The definitive weekly newsletter on A.I. and Deep Learning, published by Waikit Lau and Arthur Chan. Our background spans MIT, CMU, Bessemer Venture Partners, Nuance, BBN, etc. Every week, we curate and analyze the most relevant and impactful developments in A.I.
We are back! The big news this week is perhaps Prof LeCun is stepping down as the chief of Facebook A.I. Research (FAIR). More in the news section.
We also have a bunch of interesting content in our blog section. e.g. Arthur's review of Course 4 of deeplearning.ai. Course 4 focuses on image classification as an application of deep learning. Arthur will walk through how it compares with an existing class such as cs231n.
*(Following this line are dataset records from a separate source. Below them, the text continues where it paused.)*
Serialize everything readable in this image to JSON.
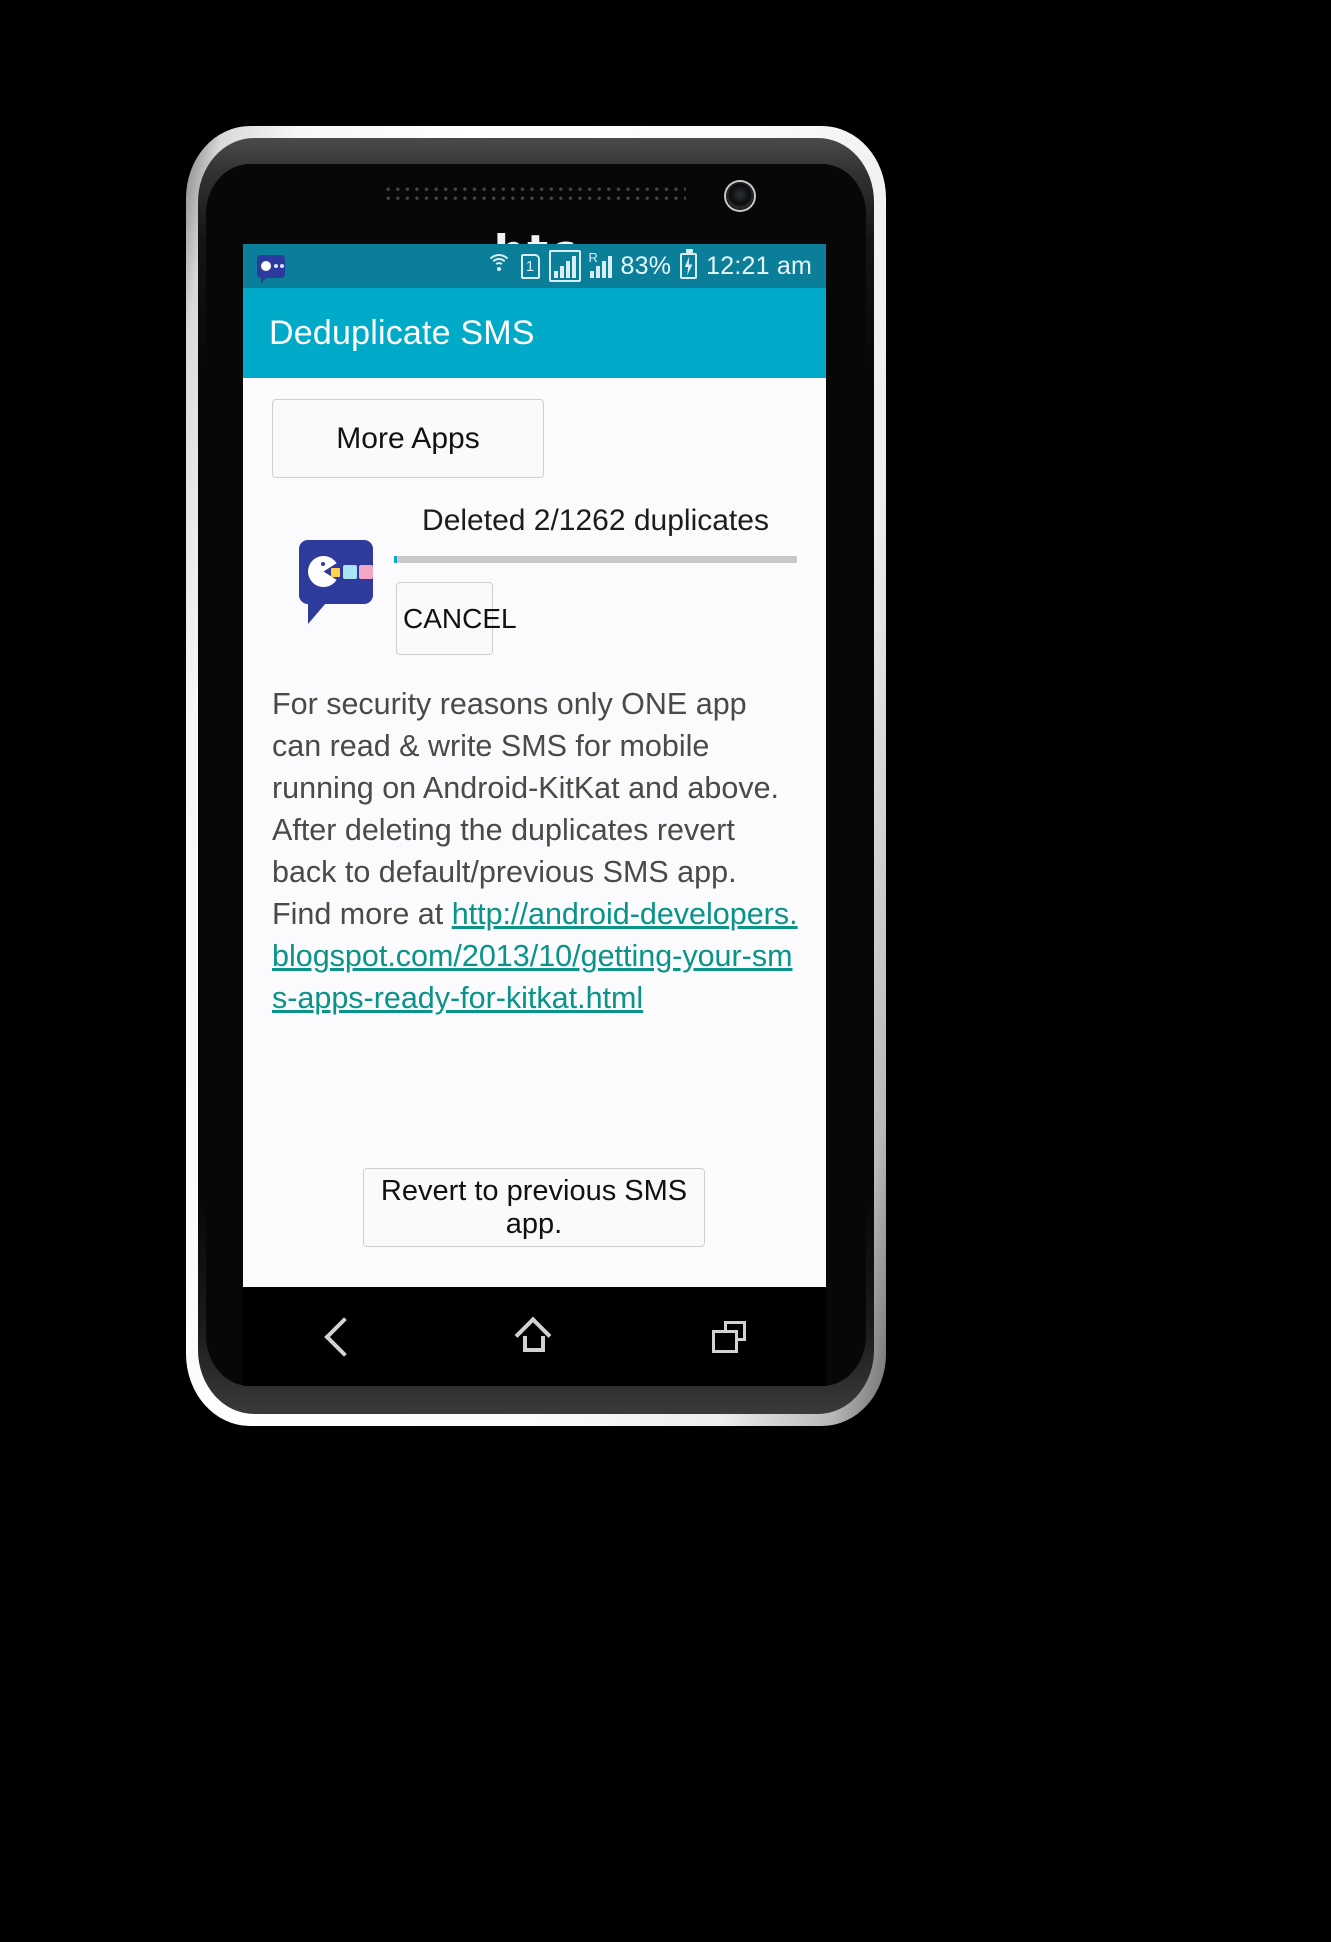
{
  "device": {
    "brand_logo": "htc",
    "hardware": {
      "speaker_grille": "speaker-grille",
      "front_camera": "front-camera-icon"
    }
  },
  "status_bar": {
    "notification_icon": "sms-bubble-icon",
    "icons": [
      "wifi-icon",
      "sim-1-icon",
      "signal-bars-icon",
      "roaming-signal-icon"
    ],
    "sim_label": "1",
    "roaming_label": "R",
    "battery_percent": "83%",
    "battery_icon": "battery-charging-icon",
    "time": "12:21 am",
    "background_color": "#0b7e99"
  },
  "app_bar": {
    "title": "Deduplicate SMS",
    "background_color": "#00aac8"
  },
  "content": {
    "more_apps_label": "More Apps",
    "progress": {
      "app_icon": "deduplicate-sms-app-icon",
      "label": "Deleted 2/1262 duplicates",
      "deleted": 2,
      "total": 1262,
      "percent": 0.16,
      "fill_color": "#00aac8",
      "track_color": "#c8c8c8",
      "cancel_label": "CANCEL"
    },
    "info_text_before_link": "For security reasons only ONE app can read & write SMS for mobile running on Android-KitKat and above. After deleting the duplicates revert back to default/previous SMS app. Find more at ",
    "info_link_text": "http://android-developers.blogspot.com/2013/10/getting-your-sms-apps-ready-for-kitkat.html",
    "link_color": "#0a9389",
    "revert_label": "Revert to previous SMS app."
  },
  "nav_bar": {
    "back_icon": "back-icon",
    "home_icon": "home-icon",
    "recents_icon": "recents-icon"
  }
}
Then, in our paper section, we present a read on the classic paper, "Deep Neural Networks for Acoustic Modeling in Speech Recognition".
As always, if you like our newsletter, feel free to forward it to your friends/colleagues!
This newsletter is a labor of love from us. All publishing costs and operating expenses are paid out of our pockets. If you like what we do, you can help defray our costs by sending a donation via link. For crypto enthusiasts, you can donate by sending Eth to this address: 0xEB44F762c58Da2200957b5cc2C04473F609eAA65.
We have a lot of demand from AIDL to start a new specialized group just on speech recognition. ASR is a really hot space lately. Our new group ASRDL will be a great place for you to learn more about the latest and greatest, and join the discussions.
Prof. LeCun is stepping down as the chief of FAIR. His replacement would be Jérôme Pesenti, former CEO of AI startup BenevolentTech. Presenti would be directly report to the CTO of Facebook, Mike Schroepfer. According the Quatz's article, LeCun would still decide research directions of FAIR, but day-to-day operations would report up to Presenti.
What do we make of the event? We this might be a necessary change as A.I goes from research to being applied across all Facebook products. Facebook has been relying on A.I. on various aspects of the company's operation, e.g. news ranking, face tagging and translation. Yet a large A.I. machinery also require a large software team to maintain. We speculate that Mr. Presenti might be a better choice for this next stage of evolution.
From the respected Ross Girshick: Facebook now open source detectron which includes two techniques - the first on MaskRCNN algorithm for segmentation, then on the the technique from "Focal Loss for Dense Object Detection" by T.Y. Lin et al on image detection.
This is the now-classic paper in deep learning, which was for the first time people confirmed that deep learning can improve ASR significantly. It is important in the fields of both deep learning and ASR. It's also one of the first papers I read on deep learning back in 2012-3.
Many people know the origin of deep learning from image recognition, e.g. many beginners would tell you stories about Imagenet, Alexnet and history and so on. But then the first important application of deep learning is perhaps speech recognition.
So what's going on with ASR before deep learning then? For the most part, if you can come up with a technique that cut a state-of-the-art system's WER by 10%, your PhD thesis is good. If your technique can consistently beat previous techniques in multiple systems, you usually get a fairly good job in a research institute in Big 4.
The only technique which I recall to be better than 10% relative improvement are discriminative training. It got ~15% in many domains. That happens back in 2003-2004. In ASR, the term "discriminative training" has very complicated connotation. So I am not going to explain much. This just gives you the context of how powerful deep learning is.
You might be curious what "relative improvement" is. e.g. suppose your original WER is 18%, but you improve from 17%, then your relatively improvement is 1%/18% = 5.56%. So 10% improvement really means you go down to 16.2%. (Yes, ASR is that tough.)
So here comes replacing GMM with DNN. In these days, it sounds like a no-brainer. But back then, it was a huge deal. Many people in the past tried to stuff various ML technique to replace GMM. But no one can successfully beat HMM. So this is innovative.
Now then it is how GMM is setup - the ancestor of this work has to trace back to Bourlard and Morgan's "Connectionist Speech Recognition" in which the authors tried to come up with a Context-independent HMM system by replacing VQ scores with a shallow neural network. At that time, the unit are chosen to be CI-states.
Hinton's and perhaps Deng's thinking are interesting: The unit was chose to be context-dependent states. Now that's an new change, and reflect how modern HMM system is trained.
Then there is how the network is really trained. Now you can see the early DLer's stress on using pre-training because training is very expensive at that point. (I suspect it wasn't using GPUs).
Then there is the use of entropy to train a model. Later on, in other systems, many people just use a sentence-based entropy to do training. So in this sentence, the paper is olden.
None of these are trivial work. But the result is stellar: we are talking about 18%-33% relative gain (p.14). To ASR people, that's unreal.
The paper also foresee some future use of DNN, such as bottleneck feature and articulatory feature. You probably know the former already. The latter is more exoteric in ASR, so I am not going to talk about much.